An in-depth biography of a beloved, exasperating band that never quite made it.
Early on in this impressively researched and well-rendered biography, Commercial Appeal music critic Mehr describes how the Replacements became “ ‘legends’ without ever really becoming stars” and then proceeds to show how the qualities that made them legendary prevented them from achieving the success that fans thought they deserved. Frontman Paul Westerberg may well have been the greatest rock songwriter of his generation, the equal of Nirvana’s Kurt Cobain, Green Day’s Billie Joe Armstrong, and others who would follow his punk-pop lead to far greater glory. And the rest of the band was never simply the rest of the band but musical misfits who contributed to the chemical equation that resulted in brilliant performances one night and absolute disasters the next. Guitarist Bob Stinson, abused and neglected as a child, was the initial leader, recruiting his younger brother, Tommy, not even in his teens when he became the bassist. Drummer Chris Mars was the band’s initial songwriter and creative force, but he was increasingly marginalized as Westerberg joined and asserted himself (Mars, also an artist, now sells his paintings for thousands of dollars).

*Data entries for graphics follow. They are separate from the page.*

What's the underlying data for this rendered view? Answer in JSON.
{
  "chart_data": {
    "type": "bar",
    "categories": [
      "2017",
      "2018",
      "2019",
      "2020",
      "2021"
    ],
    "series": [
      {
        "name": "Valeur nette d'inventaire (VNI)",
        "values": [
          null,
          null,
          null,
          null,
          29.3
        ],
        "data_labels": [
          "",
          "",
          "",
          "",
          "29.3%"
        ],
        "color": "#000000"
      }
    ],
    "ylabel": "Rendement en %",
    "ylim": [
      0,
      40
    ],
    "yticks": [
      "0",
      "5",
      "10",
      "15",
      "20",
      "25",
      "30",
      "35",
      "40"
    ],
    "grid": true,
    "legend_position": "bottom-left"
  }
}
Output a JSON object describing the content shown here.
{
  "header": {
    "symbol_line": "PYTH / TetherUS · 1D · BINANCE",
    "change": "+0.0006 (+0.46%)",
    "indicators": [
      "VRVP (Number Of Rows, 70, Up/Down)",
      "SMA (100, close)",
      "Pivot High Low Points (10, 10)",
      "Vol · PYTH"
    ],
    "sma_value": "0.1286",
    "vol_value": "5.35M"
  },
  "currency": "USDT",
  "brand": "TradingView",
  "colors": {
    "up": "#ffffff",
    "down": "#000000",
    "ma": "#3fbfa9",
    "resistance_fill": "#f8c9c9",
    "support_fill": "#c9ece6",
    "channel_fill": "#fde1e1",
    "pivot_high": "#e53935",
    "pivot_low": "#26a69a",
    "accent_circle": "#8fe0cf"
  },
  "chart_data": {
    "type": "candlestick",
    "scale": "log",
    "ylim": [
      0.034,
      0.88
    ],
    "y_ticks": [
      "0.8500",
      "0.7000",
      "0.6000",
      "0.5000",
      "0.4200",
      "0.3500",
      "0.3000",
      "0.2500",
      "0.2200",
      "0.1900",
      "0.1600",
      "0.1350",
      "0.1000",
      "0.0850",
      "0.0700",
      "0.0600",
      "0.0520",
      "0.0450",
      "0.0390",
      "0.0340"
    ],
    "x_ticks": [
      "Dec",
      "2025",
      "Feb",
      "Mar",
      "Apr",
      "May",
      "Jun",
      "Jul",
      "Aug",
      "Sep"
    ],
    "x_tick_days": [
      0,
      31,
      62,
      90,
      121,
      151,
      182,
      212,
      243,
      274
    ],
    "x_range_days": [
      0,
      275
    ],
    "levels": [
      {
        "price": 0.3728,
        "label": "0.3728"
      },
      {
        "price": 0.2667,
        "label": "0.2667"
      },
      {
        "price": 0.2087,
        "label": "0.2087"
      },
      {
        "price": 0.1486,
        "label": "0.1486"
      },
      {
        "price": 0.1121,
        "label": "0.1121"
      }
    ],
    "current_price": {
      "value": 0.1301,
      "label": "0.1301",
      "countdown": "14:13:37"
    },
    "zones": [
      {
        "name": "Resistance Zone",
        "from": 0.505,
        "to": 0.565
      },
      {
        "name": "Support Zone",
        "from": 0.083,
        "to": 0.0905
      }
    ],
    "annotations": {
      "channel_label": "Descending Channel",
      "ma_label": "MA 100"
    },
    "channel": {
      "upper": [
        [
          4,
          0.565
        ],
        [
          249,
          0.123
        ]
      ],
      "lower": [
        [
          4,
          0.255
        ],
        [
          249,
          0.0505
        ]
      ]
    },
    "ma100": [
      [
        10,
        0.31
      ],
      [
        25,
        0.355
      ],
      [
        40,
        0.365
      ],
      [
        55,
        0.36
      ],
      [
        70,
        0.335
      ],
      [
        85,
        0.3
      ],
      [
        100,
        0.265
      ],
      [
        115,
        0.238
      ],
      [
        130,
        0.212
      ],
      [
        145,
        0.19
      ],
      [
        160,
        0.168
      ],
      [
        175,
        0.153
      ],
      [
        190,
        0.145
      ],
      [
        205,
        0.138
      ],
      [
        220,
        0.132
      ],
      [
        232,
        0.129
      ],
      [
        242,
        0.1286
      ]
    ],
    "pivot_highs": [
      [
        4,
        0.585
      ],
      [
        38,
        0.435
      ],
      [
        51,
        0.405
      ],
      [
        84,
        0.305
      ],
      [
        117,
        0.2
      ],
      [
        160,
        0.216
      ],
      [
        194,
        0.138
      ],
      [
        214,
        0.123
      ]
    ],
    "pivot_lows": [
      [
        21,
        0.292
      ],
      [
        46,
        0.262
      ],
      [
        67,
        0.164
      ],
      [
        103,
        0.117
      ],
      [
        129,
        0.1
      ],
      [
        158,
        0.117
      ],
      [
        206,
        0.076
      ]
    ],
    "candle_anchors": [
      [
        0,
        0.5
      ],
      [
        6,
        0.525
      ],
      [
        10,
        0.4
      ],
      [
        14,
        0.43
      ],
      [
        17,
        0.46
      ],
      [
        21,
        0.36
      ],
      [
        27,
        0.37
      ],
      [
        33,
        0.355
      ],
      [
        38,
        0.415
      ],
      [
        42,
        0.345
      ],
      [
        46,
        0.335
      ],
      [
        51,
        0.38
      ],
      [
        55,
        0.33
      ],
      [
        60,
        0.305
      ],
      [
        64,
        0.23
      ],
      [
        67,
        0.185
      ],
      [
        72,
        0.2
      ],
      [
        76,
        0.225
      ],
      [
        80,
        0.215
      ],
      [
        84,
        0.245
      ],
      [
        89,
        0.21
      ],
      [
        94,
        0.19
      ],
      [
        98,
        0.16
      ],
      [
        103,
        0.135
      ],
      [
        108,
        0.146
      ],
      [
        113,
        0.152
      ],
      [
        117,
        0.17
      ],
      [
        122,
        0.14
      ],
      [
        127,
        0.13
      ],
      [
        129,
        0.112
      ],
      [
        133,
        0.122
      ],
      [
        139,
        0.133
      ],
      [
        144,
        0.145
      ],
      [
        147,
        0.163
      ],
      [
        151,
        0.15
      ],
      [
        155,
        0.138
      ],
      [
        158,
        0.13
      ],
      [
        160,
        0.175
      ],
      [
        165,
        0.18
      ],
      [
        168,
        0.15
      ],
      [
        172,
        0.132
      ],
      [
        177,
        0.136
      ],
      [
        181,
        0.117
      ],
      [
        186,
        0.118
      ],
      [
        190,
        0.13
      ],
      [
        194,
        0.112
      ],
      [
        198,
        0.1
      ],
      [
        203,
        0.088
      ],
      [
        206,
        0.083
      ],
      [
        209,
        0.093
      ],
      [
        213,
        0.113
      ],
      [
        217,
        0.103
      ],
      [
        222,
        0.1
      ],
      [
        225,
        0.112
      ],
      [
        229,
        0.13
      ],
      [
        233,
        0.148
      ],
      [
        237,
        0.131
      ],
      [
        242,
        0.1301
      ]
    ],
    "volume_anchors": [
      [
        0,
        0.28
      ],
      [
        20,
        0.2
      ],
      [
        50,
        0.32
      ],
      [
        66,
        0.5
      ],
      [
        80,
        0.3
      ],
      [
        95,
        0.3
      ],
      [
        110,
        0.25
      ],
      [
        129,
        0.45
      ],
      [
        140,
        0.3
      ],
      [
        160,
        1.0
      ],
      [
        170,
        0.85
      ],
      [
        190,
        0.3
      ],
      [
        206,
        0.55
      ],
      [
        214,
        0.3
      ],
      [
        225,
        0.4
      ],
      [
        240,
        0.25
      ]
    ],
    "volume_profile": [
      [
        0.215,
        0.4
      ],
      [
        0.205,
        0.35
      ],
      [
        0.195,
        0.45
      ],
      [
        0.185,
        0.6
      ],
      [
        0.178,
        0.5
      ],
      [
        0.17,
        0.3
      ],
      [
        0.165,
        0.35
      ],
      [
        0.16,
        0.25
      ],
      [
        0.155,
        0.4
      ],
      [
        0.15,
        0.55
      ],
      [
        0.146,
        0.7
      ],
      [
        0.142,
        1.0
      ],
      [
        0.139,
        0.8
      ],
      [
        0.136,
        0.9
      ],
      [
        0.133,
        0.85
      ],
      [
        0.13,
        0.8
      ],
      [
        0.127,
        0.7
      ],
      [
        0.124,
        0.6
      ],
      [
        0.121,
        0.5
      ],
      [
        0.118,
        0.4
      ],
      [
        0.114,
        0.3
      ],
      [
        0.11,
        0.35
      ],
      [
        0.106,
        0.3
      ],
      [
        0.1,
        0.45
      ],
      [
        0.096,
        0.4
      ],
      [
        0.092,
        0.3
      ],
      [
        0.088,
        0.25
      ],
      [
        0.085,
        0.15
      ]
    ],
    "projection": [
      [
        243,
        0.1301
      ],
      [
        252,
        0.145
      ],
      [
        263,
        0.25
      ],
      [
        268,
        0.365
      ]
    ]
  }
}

Add lethal doses of alcohol, increasing quantities of drugs, and the rebellious irresponsibility fueled by both, and you’ve got an explosion waiting to happen—which it did, frequently, as the band fought with managers, record labels, and producers and sabotaged promotional efforts with journalists and radio stations. As a straightforward, ramshackle rock ’n’ roll band, they never quite fit with either the punk rock that inspired them or the so-called “alternative rock” that would enjoy such success in their wake. “We were five years ahead of our time, we were ten years behind,” said Westerberg, who never achieved expected success as a solo artist. A recent reunion effort featuring Paul and Tommy brought them their biggest paydays but fell apart because of familiar tensions.
The dynamic that made the band great also tore them apart, as this biography superbly documents.